Economist learns lessons from Chile’s education system

Ben Feigenberg

Benjamin Feigenberg, assistant professor of economics, is an expert on Chile’s voucher system, which determines college choice. — Photo: Joshua Clark

 

Benjamin Feigenberg has become an expert on Chile’s education system since studying in Santiago 10 years ago, focusing on a voucher system he says is “pretty unique.”

The system applies to 90 to 95 percent of students and effectively determines what college parents can send their children to.

“Any school that charges less than three times the amount of a voucher accepts the government voucher as a portion of the required fee,” said Feigenberg, assistant professor of economics.
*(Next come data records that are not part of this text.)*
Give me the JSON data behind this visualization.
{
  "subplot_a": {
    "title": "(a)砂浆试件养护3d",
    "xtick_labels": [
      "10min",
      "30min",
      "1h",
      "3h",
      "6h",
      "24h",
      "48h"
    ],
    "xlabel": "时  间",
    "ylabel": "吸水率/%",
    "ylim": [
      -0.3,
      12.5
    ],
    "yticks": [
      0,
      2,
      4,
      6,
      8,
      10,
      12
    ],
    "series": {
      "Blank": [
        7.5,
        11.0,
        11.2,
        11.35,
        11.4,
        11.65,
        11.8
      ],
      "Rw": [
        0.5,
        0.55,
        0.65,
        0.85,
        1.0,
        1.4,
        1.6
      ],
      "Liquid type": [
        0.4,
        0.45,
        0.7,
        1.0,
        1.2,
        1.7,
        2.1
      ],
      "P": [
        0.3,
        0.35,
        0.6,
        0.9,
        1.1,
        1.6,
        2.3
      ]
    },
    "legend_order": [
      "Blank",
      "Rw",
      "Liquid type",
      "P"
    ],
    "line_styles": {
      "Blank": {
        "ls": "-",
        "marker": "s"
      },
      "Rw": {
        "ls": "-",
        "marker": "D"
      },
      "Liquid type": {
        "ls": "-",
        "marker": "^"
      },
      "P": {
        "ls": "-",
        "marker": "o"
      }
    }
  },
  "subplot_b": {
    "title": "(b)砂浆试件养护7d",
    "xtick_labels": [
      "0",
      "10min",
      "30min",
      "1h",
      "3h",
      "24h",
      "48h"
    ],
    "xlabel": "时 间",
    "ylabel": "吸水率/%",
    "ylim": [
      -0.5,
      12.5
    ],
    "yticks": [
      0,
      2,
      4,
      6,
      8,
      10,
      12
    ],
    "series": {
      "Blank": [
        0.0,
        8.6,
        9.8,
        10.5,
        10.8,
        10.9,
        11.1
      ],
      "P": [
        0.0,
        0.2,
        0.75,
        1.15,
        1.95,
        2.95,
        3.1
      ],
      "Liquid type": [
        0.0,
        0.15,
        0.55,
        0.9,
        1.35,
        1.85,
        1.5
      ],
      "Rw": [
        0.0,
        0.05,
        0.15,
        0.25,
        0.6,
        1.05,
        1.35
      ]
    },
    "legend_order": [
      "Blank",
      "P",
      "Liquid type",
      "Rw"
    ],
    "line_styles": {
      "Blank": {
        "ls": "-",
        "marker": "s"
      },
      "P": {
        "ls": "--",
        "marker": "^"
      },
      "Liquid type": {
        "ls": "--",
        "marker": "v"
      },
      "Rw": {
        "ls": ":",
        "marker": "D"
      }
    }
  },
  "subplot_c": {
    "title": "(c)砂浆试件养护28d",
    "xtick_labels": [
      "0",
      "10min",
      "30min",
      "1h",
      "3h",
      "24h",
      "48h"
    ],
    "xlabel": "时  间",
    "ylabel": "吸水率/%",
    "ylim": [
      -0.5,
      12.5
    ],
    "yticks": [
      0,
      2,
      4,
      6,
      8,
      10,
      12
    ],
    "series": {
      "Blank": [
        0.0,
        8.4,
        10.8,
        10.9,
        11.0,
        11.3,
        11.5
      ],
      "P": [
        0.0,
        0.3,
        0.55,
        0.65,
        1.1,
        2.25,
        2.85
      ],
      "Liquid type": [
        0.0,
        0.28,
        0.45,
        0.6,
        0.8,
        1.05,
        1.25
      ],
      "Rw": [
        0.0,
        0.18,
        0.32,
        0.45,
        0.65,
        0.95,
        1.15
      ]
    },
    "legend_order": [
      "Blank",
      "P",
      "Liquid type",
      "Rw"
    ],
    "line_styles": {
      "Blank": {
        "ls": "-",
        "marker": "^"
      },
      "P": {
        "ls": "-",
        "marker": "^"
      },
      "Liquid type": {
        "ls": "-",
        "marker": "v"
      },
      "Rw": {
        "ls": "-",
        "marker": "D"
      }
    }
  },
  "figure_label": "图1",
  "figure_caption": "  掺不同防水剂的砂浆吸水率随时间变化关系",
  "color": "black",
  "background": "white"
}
“Some schools take the voucher, others take the voucher plus a hundred dollars.”

He’s trying to understand how families are impacted when a school’s costs go up in response to an increase in average regional incomes. In particular, Feigenberg is studying how parental background affects whether families are willing and able to pay higher school prices.

He finds that the students who benefit least from local income increases are those middle-class kids who are priced out of higher-quality schools.

In response to increased incomes, these schools simultaneously increase prices and reduce enrollment. Wealthy parents’ valuation of low enrollment, which leads to smaller class size, helps to explain this phenomenon.

Feigenberg is analyzing data collected from a large-scale experiment in Chile.
A randomized subset of eighth grade students were sent report cards for
secondary schools that provided information on the school’s test scores,
graduation and employment rates, prices and other characteristics.

“I and my co-authors are examining how families’ school choices and students’ academic success were affected by these report cards,” he said.

Feigenberg has traveled to Chile six times and plans another trip this year.

His research makes up one of three chapters in his Ph.D. dissertation. The other two also deal with international issues: microfinance programs in India and the impact of the U.S.-Mexico border fence.

For the former, he’s made a number of trips to West Bengal and Tamil Nadu.

He studied the women there who take out small loans, without collateral, to start or expand small businesses. They sell saris, operate tea stands or run corner stores that offer soap, cell phone minutes, staple foods and other supplies.

Feigenberg examined the social ties formed when women get together frequently with other microloan recipients. He wanted to know whether these social ties reduce social isolation, improve access to informal insurance and reduce loan default.

His subsequent paper on Indian microfinance appeared in the Review of Economic Studies.

Feigenberg’s research on the U.S.-Mexico border fence investigates how much it changed migration patterns.

With the 2006 Secure Fence Act, President George W. Bush and Congress planned to block about one-third of the border, about 700 miles.

“The fence seems effective at stopping people from migrating to the United States from Mexico in areas that have been fenced,” Feigenberg said. “But people are often migrating to save their lives or the lives of their children, and there will always be some alternative way for those most desperate to get in.”

That includes tunneling under, climbing over, coming around via submarine and flying over the 20-foot-high fences on light aircraft, Feigenberg said.

Not to mention just walking across the parts of the border that aren’t fenced.

“There are hundreds of deaths per year,” Feigenberg said. “And the risk of death has doubled since the fence was built.”

The government fenced places that were easiest to cross. “Now you can’t cross in urban areas, but in the desert,” he said.

Feigenberg is looking at what happens to local labor markets when new sections of the barrier go up.

“The fence has potentially hurt businesses that rely on people moving back and forth across the border,” he said. “Many migrants come to the United States and work for a number of months, but then get stuck in this country waiting for their next job because it’s harder to cross.”

Feigenberg grew up in the Boston suburb of Medford. He earned a bachelor’s degree at Brown University in Providence, Rhode Island. He received his Ph.D. from the Massachusetts Institute of Technology in spring 2014 and joined UIC in August.

“I’m big on racquet sports,” he said. Those include tennis and the indoor sport of squash, “which is how I survive the winter.”

A South Loop resident, he’s married to Swapna Reddy. Two summers ago they honeymooned in South Africa, Namibia and Zimbabwe.

And because she’s a law student at Yale, they also put in a considerable amount of travel across the country.